Она лежала под капельницами и проводами. Маленькая, беззащитная, лишённая своей привычной маски из макияжа.
Её взгляд сразу нашёл меня среди остальных.
Губы еле шевелились:
— Ненавижу… — прохрипела она, не отрываясь от меня глазами.
В её взгляде плескалась ненависть.
— Ненавижу тебя… змея!
Это оказались её последние слова.
Через час её не стало.
Похороны прошли тяжело. Мирослав и Владислав со мной даже не поздоровались. Богдан держался рядом всё время, крепко сжимая мою ладонь.
На девятый день мы собрались в её квартире. Всё тот же запах пудры теперь смешивался с ароматом пыли и старого нафталина.
Уставший нотариус (давний знакомый семьи, которого пригласил Мирослав) устроился в кресле покойной. Его присутствие было скорее формальностью: все «знали», кому бы Татьяна оставила имущество при жизни.
Злата с Вероникой уже мысленно делили фарфор и хрусталь между собой.
Нотариус прокашлялся и разложил бумаги:
— Итак, завещание Татьяны…
Мирослав кивнул. Владислав поправил очки на носу.
— Хочу сразу отметить… — начал нотариус, поднимая взгляд от документов. — Завещание новое. Составлено буквально несколько дней назад… вот дата: прошлая неделя…
Братья переглянулись со своими жёнами; тревога мелькнула у всех четверых во взглядах.
— «Всё моё движимое и недвижимое имущество, включая квартиру по адресу…, загородный дом в… а также все денежные средства на счетах…»
Он сделал паузу. Злата подалась вперёд всем телом:
— «…Я, находясь в здравом уме и твёрдой памяти, завещаю Лесе».
Наступила не тишина — будто весь звук исчез из комнаты разом.
Мне показалось сначала: ослышалась?
Злата издала какой-то странный сиплый звук горлом:
— Что?
— Как фамилия?! — пробормотал Владислав растерянно.
— Леся Дмитриевна… — уточнил нотариус после паузы и посмотрел поверх очков прямо мне в глаза. — Это вы?
— Я?! — я вскочила с места. — Нет! Это ошибка! Такого быть не может!
Мирослав выхватил листок у него из рук и уставился на текст так пристально, будто хотел прожечь бумагу взглядом.
Его лицо налилось краской гнева:
— Ты! Ты её околдовала! Мошенница!
Вероника взвизгнула:
— Подделка! Этого просто не может быть! Она же тебя ненавидела! Она ведь сказала…
Олег перебил её резко:
— Там ещё что-то написано! Читайте дальше!

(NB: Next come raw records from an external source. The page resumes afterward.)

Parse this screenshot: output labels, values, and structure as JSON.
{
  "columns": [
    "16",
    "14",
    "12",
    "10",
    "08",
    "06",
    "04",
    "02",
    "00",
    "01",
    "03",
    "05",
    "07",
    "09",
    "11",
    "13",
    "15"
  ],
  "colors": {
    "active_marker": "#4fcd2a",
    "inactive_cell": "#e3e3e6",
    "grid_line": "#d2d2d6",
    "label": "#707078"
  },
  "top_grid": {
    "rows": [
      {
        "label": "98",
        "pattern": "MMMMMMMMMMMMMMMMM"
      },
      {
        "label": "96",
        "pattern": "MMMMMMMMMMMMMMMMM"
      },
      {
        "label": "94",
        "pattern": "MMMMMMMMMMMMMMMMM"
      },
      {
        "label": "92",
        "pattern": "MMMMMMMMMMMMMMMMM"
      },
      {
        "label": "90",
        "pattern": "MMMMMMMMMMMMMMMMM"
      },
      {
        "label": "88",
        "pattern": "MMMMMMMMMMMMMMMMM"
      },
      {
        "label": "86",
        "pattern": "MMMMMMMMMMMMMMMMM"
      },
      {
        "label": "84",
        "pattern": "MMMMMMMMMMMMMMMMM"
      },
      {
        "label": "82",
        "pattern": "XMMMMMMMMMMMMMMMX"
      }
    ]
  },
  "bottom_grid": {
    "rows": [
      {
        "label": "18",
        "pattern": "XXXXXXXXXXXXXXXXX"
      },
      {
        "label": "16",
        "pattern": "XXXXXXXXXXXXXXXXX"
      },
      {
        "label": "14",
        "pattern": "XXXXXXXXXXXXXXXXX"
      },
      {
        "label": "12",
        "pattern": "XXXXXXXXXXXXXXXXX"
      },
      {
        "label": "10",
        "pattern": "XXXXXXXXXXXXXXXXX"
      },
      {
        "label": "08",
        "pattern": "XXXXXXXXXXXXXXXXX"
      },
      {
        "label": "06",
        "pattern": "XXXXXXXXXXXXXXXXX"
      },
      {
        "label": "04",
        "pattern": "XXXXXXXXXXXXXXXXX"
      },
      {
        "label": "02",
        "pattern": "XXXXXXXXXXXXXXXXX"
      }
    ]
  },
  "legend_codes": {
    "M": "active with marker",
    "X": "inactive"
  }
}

Нотариус перевернул страницу с заметным вздохом усталости:
— Здесь есть приписка от руки самой Татьяны… Заверена официально…
Он снова прокашлялся перед чтением:
«Сыновьям я дала достаточно для того, чтобы они стали мужчинами… но они не справились.
Оставляю всё Лесе.
Потому что эта змея была единственной,
кто смотрел мне прямо в глаза.
Единственной,
кто терпел меня не ради выгоды,
а по своей глупой доброте.
А когда перестала терпеть —
единственной,
у кого хватило сил уйти.
Она крепче вас всех.
Пусть распоряжается».
Все словно осели внутрь себя: никто физически не упал,
но я видела —
их миры рухнули одновременно…
Мирослав опустился на стул как мешок муки.
Злата рыдала навзрыд,
размазывая тушь по щекам:
— За что?! Я ей машину мыла!.. Я ей…
Вероника подхватила сквозь слёзы:
— А я ей троих внучат родила!.. А эта?! Пустоцвет!!!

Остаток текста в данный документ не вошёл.